Но в целом это было несложно, потому что мы хорошо всё отрепетировали, тур по Скандинавии только завершился, и я знал, что делать в отношении каждого аспекта. Я знал, куда должны будут идти все гитары, и как это будет звучать — всё знал.
На первых двух альбомах были очень новаторские стерео миксы. Это тоже было спланировано до того, как вы вошли в студию?
Ну так далеко я бы не зашел. Конечно, тем не менее, после того как были закончены наложения, у меня была идея стерео картины, и куда вернется эхо. Например, на «How Many More Times» ты заметишь случаи, когда гитара идет с одной стороны, а эхо возвращается на другую. Такие вещи были моей идеей. Я бы сказал, что единственная реальная проблема, которая у нас была на первом альбоме — это проникновение вокала. Голос Роберта был экстремально мощным, и как результат, его иногда слышно на дорожках других инструментов. Странно, но это проникновение слушается, как будто специально сделали. Я был очень хорош в спасении вещей, которые пошли не так, как надо.
Например, дорожка с ритм-партией в начале «Celebration Day» (с альбома Led Zeppelin III) была начисто стерта звукорежиссером. Я позабыл, что мы там записали, сидел в наушниках слушал, и ничего не происходило. И я начал орать: «Что, нахрен происходит?». А потом заметил красный огонёк индикатора включенной записи на дорожке, отведенной под барабаны. Звукорежиссер случайно начал писать поверх Бонзо! И вот поэтому у нас песня «Friends» завершается синтезаторным жужжанием, которое потом переходит в «Celebration Day» и длится до тех пор, пока не появляется дорожка с ритмом. Мы вставили синтезатор, чтобы компенсировать затертые барабаны. Это называется спасением.
Идея иметь глобальное видение и его придерживаться более характерна для изящных искусств, нежели для рок-музыки. То, что ты учился в художественной школе, повлияло на твой образ мышления?
Без сомнений.
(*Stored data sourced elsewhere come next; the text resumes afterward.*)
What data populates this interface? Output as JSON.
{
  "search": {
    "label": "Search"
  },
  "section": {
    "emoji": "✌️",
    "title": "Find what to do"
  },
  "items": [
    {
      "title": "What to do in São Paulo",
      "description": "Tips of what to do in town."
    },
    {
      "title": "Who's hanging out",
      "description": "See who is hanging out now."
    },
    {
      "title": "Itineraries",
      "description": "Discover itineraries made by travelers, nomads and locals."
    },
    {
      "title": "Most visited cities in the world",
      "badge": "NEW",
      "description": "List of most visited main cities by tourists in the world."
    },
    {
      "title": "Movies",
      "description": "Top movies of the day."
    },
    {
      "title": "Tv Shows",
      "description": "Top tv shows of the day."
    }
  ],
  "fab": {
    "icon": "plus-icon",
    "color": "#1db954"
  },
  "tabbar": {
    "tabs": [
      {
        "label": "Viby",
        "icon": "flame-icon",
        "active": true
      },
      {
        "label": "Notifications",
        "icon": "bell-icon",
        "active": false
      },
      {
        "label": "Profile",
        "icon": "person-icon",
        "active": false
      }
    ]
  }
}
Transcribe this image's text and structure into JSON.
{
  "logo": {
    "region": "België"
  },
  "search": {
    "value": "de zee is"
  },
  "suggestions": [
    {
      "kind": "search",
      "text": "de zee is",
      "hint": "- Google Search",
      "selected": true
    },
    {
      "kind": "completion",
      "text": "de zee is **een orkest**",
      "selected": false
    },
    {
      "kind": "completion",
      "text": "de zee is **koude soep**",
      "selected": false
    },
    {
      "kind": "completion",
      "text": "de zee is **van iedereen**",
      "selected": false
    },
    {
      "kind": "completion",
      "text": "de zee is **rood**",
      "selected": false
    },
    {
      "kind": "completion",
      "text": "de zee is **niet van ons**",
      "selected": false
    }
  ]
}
Вещь которая мне открылась — это то, что большинство абстрактных живописцев, которые меня восхищали, также были еще и хорошими чертежниками технического склада. Каждый из них в течении долгого периода времени был подмастерьем, изучая фундаментальные основы классической композиции и живописи, прежде чем уйти делать свои собственные вещи.
Это повлияло на меня, потому что я мог видеть параллели со своим путем в музыке. Играть в ранних командах, работать студийным музыкантом, продюсировать и ходить в художественную школу, в ретроспективе это и было моим ученичеством. Я учился и создавал прочный фундамент для идей, но не играл музыку по-настоящему. А потом я присоединился к Yardbirds и бах! Все, чему я научился, начало вставать на свои места, и я включился, и был готов делать что-то интересное. У меня был зверский аппетит до этого нового чувства уверенности.